We believe this report will force the Federal Reserve to remain cautious. With recent Consumer Price Index data showing inflation stubbornly above target at 3.1%, this strong business activity reduces the urgency for any interest rate cuts. This adds weight to the argument that the Fed will hold rates steady through the summer.

For interest rate traders, this means bets on near-term rate cuts are likely to unwind further. Fed funds futures markets are already scaling back the odds of a cut before September, and this data reinforces that trend. We see value in positions that profit from rates staying elevated, such as selling Eurodollar futures or buying put options on Treasury bond ETFs.

In the equity markets, this creates a conflicting signal that should increase volatility. We favor call options on industrial sector ETFs that benefit directly from this capital expenditure, while simultaneously considering puts on rate-sensitive growth stocks that suffer when rate cut hopes fade. This divergence between cyclical strength and tech weakness could be a key theme in the coming weeks.

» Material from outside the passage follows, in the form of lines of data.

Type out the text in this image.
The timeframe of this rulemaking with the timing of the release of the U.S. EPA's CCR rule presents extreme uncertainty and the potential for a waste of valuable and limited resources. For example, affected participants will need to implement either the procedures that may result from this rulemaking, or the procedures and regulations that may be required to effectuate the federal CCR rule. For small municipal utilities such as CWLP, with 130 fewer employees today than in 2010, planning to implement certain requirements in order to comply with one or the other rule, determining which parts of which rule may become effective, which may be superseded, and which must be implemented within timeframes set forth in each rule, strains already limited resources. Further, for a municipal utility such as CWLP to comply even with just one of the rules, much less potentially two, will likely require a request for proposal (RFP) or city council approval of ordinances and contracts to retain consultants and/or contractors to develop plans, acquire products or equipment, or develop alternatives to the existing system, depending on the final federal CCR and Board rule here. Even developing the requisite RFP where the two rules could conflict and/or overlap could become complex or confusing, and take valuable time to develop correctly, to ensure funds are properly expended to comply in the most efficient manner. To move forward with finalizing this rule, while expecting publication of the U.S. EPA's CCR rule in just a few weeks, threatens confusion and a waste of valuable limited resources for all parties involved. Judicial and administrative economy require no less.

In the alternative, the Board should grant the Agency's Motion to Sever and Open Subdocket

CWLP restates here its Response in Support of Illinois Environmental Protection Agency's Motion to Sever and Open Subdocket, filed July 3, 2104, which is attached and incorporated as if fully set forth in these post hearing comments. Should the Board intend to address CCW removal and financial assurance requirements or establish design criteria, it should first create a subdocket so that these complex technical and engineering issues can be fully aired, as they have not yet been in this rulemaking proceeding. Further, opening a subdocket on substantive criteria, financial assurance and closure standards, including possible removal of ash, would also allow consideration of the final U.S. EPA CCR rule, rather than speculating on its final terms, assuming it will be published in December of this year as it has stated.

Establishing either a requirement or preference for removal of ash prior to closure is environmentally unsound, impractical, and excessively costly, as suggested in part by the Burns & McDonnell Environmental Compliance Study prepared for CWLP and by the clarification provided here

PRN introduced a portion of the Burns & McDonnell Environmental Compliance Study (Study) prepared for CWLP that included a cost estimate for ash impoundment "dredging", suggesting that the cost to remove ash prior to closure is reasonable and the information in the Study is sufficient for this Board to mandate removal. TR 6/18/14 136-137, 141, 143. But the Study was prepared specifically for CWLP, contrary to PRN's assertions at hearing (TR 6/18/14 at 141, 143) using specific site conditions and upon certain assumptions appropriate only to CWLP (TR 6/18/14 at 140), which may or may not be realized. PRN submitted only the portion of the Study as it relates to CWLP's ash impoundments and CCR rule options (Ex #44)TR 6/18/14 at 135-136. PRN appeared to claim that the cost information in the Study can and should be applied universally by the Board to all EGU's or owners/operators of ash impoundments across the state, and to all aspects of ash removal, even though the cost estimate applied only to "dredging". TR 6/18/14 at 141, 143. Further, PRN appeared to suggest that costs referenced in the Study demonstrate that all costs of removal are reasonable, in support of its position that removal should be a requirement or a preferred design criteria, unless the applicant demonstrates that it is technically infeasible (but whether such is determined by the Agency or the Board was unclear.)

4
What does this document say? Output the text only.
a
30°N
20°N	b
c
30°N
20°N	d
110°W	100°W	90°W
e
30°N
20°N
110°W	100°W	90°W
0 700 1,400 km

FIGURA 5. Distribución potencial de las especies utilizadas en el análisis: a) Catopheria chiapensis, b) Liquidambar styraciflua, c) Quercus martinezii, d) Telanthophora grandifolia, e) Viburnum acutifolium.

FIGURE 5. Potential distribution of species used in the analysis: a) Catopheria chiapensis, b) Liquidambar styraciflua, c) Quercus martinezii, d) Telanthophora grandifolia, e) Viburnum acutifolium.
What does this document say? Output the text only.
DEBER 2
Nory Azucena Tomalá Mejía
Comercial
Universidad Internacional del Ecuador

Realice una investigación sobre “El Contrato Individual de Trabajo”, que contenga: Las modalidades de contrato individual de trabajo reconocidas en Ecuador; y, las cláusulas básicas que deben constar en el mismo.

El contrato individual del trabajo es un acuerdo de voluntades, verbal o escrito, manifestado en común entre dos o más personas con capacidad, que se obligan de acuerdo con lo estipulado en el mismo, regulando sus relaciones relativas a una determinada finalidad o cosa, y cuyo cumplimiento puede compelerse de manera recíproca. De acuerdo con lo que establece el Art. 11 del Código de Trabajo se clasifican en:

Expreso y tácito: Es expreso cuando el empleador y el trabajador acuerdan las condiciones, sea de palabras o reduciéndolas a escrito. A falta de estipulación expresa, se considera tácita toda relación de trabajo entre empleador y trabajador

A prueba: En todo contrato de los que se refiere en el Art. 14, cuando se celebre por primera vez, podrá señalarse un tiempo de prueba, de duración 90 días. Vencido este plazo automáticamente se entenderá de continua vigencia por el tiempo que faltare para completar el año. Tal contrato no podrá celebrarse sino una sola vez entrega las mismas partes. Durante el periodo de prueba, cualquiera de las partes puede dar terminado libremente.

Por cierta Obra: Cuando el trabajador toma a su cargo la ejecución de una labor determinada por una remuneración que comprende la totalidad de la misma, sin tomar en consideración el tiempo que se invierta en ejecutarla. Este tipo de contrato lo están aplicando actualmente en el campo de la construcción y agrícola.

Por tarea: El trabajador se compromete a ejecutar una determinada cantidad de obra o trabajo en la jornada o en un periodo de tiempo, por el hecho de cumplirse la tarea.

Volatility Hedging Opportunities

This environment is ripe for a rise in market uncertainty. With the VIX index recently trading near a low of 15, we think buying VIX call options offers a cheap way to protect against the market turbulence that often follows a shift in Fed expectations. A strong economy clashing with a hawkish central bank is a classic recipe for bigger price swings.

We are reminded of the market dynamics we saw back in 2025, when stronger-than-expected data repeatedly forced traders to push back their timelines for a Fed pivot. The market consistently underestimated the economy’s resilience back then. We view this durable goods report as a signal that the same pattern could be emerging now.